‘Crucial days’ for Nepal. Still? Again? And for how long?

Reading some of the recent articles on Nepal, I was faced with an almost philosophical question: What if the ‘transition’ from the ‘old’ to a ‘new’ Nepal wasn’t really a process, but a convenient discursive construction to keep people motivated and hide the fact that many of the Kathmandu-based elite still don’t have a ‘vision’ for Nepal? Or maybe there is no ‘vision’ at all in the 21st century if your country is lodged between India and China and exposed to global development models?
I have come across three articles recently that capture the current challenges quite well in their different ways. Seymon Brown and Vanda Felbab-Brown wrote a piece for the NYT (Nepal, on the Brink ofCollapse) and according to most observers gave a somewhat accurate description of the current situation, even if some claims about the risks of a ‘failed state’ may be a bit alarmist. Sara Shneiderman and Mark Turin’s letter to the NYT was a helpful qualification and addition:
Still, Nepal has made substantial progress in its democratic transition, which began only in 1990 and is unlikely to end now. Accomplishments include the creation of a genuinely open public sphere, in which all citizens can engage in wide-ranging debate; unprecedented political participation from previously marginalized groups; and the agreement on demobilization and integration of Maoist combatants into the Nepal Army.’
But in the end, I find it difficult not to get cynical when reading about the Constituent Assembly. Drafting a constitution is not rocket science, other countries have managed that task, too, and Nepal is not that different or special. A good constitution pretty much fits on a cocktail napkin and then other laws and political institutions need to fill the spirit of that constitution with life. I am not close to the ground enough to be able to judge how much ‘bottom-up’ driven these processes really are, but I think that the concept of ‘federalism’ is often used as a panacea that no matter what the final outcome will be it will ultimately fall short, as the Browns write:
However, instead of unifying the country, constitution-drafting has become a frenzied contest to secure special privileges for one’s own community’.
Federalism works best if there are different resources that need to be (re-)distributed and a social, economic and political consensus exists that the system is operating relatively fair and transparent and for the benefit of the whole country. Right now, most resources are Kathmandu-based and there will be a long struggle about who gets how much out of the main cake. Compromises between geographical regions, ethnic groups or other factors are imperative and I don’t think most groups are prepared for this as they struggle to prove their legitimacy and claims to the federal budget. And amongst all these debates, some of which have been going on for all of the six years since the end of the conflict, China is pursuing its model of ‘development’ in a similar way as it does in Africa. The BBC article (New roads bring change and danger to Nepal)
is just one reminder that while the Kathmandu- and international donor elites are talking, China is doing-for better or for worse. China’s influence on rural Nepal will become bigger than many Western donor effort and it may catch some of the primarily Kathmandu-based talking circles by surprise during their federalism workshops, peacebuilding conferences and marketing assessments on how Nepal should have another ‘year of tourism’.

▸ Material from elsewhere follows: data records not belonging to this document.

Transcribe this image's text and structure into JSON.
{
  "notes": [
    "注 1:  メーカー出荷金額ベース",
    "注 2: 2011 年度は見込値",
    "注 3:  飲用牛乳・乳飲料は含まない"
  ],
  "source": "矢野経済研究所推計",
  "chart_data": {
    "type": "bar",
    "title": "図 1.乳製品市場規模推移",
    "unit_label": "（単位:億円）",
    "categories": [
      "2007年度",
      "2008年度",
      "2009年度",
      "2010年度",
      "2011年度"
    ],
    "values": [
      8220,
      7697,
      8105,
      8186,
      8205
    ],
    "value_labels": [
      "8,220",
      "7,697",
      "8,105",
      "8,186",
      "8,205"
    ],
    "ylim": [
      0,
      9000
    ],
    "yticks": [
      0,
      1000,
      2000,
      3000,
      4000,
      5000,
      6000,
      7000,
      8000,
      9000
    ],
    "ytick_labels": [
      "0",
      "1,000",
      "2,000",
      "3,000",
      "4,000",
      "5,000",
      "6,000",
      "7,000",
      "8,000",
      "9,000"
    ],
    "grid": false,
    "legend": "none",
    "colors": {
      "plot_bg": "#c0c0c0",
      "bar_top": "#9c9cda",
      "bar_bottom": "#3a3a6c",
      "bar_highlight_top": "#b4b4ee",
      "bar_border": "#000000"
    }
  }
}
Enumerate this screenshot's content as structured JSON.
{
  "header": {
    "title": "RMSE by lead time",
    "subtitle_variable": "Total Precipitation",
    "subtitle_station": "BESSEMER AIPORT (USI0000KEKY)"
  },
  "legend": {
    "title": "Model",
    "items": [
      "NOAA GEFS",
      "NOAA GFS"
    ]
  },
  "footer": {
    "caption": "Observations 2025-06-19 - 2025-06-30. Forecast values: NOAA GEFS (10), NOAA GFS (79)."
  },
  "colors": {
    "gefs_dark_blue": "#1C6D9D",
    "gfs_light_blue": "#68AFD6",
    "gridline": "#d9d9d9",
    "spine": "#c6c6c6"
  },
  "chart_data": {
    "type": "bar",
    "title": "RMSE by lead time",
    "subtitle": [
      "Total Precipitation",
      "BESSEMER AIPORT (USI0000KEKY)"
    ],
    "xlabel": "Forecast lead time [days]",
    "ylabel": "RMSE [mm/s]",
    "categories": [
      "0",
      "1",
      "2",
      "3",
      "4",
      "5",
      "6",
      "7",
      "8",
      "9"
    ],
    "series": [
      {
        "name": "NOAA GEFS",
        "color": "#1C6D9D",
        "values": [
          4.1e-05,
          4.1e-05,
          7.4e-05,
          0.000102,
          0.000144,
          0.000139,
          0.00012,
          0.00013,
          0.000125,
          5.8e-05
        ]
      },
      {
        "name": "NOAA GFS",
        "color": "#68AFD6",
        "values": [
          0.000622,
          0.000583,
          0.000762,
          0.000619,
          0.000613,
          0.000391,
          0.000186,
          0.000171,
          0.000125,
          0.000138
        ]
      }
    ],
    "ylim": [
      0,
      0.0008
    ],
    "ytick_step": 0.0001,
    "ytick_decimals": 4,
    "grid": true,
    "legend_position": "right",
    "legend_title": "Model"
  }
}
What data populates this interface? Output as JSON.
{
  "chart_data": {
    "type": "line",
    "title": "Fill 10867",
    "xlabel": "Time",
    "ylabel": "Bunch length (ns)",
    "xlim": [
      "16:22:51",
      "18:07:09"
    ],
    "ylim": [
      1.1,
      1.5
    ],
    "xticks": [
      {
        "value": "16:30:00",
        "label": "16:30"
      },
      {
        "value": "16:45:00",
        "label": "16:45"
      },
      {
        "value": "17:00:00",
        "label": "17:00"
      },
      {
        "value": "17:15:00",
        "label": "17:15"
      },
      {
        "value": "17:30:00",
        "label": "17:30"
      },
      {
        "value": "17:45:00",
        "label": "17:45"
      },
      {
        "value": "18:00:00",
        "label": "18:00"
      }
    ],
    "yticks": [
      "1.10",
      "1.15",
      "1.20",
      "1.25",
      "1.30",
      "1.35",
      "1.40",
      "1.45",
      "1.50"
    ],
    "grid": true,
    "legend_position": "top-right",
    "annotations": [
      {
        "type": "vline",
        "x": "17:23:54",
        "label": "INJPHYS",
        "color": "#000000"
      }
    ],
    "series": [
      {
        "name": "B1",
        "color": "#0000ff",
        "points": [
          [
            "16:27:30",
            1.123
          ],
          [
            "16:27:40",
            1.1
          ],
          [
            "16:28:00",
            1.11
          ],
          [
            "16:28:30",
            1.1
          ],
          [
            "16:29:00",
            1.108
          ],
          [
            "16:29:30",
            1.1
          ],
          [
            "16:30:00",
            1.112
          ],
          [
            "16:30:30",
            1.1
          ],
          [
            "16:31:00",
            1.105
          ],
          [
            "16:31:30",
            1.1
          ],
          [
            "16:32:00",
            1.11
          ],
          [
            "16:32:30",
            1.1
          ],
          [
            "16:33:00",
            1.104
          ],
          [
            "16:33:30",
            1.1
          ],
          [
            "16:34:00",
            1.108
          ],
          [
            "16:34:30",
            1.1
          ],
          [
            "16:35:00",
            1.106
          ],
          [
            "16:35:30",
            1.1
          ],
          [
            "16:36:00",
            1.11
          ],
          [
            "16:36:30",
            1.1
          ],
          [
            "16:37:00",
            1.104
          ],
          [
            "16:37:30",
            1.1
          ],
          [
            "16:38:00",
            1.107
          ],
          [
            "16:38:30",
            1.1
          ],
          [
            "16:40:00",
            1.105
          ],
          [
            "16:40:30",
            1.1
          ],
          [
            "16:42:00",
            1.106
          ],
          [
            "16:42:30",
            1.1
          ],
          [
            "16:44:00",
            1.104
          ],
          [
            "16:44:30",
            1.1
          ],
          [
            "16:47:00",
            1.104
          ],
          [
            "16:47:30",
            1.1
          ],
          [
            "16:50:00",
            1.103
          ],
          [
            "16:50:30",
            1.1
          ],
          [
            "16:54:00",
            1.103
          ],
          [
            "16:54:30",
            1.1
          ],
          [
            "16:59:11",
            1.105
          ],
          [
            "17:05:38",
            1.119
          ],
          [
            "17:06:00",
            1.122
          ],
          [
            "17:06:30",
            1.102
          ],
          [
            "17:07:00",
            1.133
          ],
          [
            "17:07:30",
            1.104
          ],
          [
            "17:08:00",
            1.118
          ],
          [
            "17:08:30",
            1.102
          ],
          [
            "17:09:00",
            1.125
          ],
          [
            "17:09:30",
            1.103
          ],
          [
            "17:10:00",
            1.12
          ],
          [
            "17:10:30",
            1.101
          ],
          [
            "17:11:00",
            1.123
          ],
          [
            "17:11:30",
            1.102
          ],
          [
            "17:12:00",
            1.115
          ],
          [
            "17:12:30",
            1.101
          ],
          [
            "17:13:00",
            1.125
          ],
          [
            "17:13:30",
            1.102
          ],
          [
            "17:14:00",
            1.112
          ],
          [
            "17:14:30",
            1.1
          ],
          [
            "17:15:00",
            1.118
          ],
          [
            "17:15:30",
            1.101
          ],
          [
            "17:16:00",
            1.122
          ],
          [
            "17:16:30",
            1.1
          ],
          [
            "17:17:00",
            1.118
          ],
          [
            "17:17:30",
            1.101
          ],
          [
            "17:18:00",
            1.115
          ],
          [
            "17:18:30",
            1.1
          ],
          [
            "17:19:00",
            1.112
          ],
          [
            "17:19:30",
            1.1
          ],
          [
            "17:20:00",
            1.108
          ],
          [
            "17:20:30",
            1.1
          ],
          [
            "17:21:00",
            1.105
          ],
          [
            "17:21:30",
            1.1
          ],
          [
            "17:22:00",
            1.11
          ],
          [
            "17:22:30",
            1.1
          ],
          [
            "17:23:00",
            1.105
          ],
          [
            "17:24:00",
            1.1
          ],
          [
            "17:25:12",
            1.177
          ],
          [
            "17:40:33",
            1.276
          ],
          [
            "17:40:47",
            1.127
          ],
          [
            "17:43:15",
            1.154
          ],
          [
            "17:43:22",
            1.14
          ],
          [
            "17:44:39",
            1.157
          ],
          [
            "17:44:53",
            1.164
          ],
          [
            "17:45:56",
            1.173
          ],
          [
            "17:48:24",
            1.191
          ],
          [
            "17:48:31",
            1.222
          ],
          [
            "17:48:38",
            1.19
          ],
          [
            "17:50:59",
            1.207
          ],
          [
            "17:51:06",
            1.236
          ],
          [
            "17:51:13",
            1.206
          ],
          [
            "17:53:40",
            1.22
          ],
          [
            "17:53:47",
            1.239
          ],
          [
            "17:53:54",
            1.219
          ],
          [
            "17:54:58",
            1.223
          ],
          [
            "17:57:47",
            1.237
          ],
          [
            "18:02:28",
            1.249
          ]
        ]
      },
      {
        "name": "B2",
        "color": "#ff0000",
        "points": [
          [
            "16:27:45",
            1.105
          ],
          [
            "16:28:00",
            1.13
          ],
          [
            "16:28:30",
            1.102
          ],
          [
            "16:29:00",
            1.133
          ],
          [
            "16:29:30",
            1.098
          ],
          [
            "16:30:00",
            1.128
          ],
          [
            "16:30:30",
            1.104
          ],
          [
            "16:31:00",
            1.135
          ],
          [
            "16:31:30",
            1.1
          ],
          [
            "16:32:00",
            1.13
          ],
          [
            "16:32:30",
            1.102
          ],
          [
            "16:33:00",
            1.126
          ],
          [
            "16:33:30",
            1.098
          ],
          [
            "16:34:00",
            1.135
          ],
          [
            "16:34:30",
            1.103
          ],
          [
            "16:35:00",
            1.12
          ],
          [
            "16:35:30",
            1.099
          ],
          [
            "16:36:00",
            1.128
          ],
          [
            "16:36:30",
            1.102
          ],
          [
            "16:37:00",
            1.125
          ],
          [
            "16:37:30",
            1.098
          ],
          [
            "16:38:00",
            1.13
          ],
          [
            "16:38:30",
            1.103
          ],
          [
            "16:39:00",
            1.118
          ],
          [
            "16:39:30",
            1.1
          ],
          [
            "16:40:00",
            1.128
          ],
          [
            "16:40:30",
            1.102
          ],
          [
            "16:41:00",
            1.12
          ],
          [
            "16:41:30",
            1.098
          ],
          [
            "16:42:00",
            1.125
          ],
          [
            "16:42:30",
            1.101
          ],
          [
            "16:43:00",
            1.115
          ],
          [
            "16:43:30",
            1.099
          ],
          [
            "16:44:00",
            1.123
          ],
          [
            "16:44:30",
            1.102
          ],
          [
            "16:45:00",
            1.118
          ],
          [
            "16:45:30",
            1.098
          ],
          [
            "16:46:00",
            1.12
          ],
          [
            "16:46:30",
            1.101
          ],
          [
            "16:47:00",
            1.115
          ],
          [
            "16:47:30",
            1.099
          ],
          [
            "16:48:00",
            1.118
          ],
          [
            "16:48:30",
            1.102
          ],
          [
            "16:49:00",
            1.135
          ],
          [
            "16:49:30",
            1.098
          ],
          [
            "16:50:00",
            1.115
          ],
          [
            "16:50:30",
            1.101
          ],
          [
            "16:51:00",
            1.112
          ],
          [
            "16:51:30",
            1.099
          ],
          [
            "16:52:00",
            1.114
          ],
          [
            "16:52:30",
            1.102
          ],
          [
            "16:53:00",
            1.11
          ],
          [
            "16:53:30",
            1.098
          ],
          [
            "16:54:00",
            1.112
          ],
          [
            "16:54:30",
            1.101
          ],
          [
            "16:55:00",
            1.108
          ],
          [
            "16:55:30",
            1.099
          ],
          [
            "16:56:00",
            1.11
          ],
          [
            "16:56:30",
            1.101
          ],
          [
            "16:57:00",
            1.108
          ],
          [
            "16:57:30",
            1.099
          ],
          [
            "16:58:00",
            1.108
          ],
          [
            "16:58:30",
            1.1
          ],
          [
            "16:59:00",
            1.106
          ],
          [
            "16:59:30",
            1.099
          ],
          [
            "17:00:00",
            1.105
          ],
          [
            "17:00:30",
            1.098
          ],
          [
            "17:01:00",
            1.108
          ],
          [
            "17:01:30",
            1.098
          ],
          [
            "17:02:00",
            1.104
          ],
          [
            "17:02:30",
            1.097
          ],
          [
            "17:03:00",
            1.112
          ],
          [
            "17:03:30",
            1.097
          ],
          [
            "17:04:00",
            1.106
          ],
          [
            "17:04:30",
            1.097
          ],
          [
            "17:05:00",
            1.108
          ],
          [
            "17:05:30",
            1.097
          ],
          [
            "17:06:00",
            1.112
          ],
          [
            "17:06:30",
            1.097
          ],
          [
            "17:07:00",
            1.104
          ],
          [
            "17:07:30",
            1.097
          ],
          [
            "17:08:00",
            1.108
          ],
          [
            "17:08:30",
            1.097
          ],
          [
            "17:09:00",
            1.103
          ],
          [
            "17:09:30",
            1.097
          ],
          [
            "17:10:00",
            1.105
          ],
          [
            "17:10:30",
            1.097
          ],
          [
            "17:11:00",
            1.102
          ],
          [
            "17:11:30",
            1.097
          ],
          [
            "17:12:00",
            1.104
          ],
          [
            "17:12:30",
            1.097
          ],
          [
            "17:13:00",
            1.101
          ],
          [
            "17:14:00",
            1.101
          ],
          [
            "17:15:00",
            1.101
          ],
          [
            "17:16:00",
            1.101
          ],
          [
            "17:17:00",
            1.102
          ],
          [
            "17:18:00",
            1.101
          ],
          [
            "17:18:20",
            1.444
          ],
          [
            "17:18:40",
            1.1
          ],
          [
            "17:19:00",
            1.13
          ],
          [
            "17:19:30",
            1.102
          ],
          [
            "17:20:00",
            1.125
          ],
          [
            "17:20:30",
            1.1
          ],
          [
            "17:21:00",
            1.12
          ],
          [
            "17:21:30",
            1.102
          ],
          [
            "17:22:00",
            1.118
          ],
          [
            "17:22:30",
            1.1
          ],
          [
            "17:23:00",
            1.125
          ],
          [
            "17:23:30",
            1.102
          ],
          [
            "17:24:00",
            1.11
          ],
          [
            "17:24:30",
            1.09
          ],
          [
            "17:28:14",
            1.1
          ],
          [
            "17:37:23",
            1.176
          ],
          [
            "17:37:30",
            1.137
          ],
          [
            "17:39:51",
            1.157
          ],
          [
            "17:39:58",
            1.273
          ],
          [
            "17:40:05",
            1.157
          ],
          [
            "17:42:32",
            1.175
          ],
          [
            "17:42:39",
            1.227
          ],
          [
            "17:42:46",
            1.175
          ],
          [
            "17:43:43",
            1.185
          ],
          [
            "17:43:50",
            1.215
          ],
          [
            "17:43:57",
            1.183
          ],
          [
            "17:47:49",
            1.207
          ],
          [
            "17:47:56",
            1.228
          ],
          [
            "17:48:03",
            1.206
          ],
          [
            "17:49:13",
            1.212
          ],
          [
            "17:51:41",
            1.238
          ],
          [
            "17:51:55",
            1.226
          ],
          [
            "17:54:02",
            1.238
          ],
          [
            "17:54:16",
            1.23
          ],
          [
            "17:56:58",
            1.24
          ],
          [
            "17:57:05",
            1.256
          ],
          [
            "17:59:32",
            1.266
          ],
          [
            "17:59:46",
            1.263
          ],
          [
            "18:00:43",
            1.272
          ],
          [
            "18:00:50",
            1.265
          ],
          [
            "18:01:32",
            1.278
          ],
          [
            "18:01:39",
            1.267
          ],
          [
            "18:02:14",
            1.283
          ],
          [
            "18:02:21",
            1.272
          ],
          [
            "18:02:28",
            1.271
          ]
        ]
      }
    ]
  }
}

Finally, I read an interesting piece in Republica by Pradeep Raj Giri (I haven't found a link yet and has to rely on a scan of the article) and I was startled by the first sentence:
‘Our country is in a state where everybody is eager to see the direction it takes’.
Well, to be honest this sounds very 2006/7-ish to me. In many ways, Nepal has been taken a direction already by deciding to ‘wait’ for a better future.
What those three stories indicate to me is that while there is a lot of soul searching going on about the ‘future direction’ of Nepal, the future is actually happening right now. It will be difficult for Nepal to carve out a place between Chinese, Indian and Western models of ‘development’ which are not that different in their foundations of economic growth, resource use and more consumption – all of which is happening in Nepal while some members of the elite cling to their power dreaming about a Himalayan Switzerland that is unlikely to happen.

One of my favourite blogs from Nepal by Chandan Sapkota just featured a piece on the changing imports and export and his observations are not very encouraging:
Sophistication of Nepali export basket is very low, Competitiveness of Nepali export items is going down [and] Due to huge remittance inflows, Nepalis are consuming at an alarming rate.
I know that Nepal has a great capacity of ‘muddling through’ and this seems the likeliest path for the country rather than any overly optimistic or pessimistic extremes. Maybe analysts need to read more Lindblom than Weber or Marx...

Update 11 June: I cross-posted my post on the Peace & Collaborative Development Network's site and it has generated some really interesting and critical comments.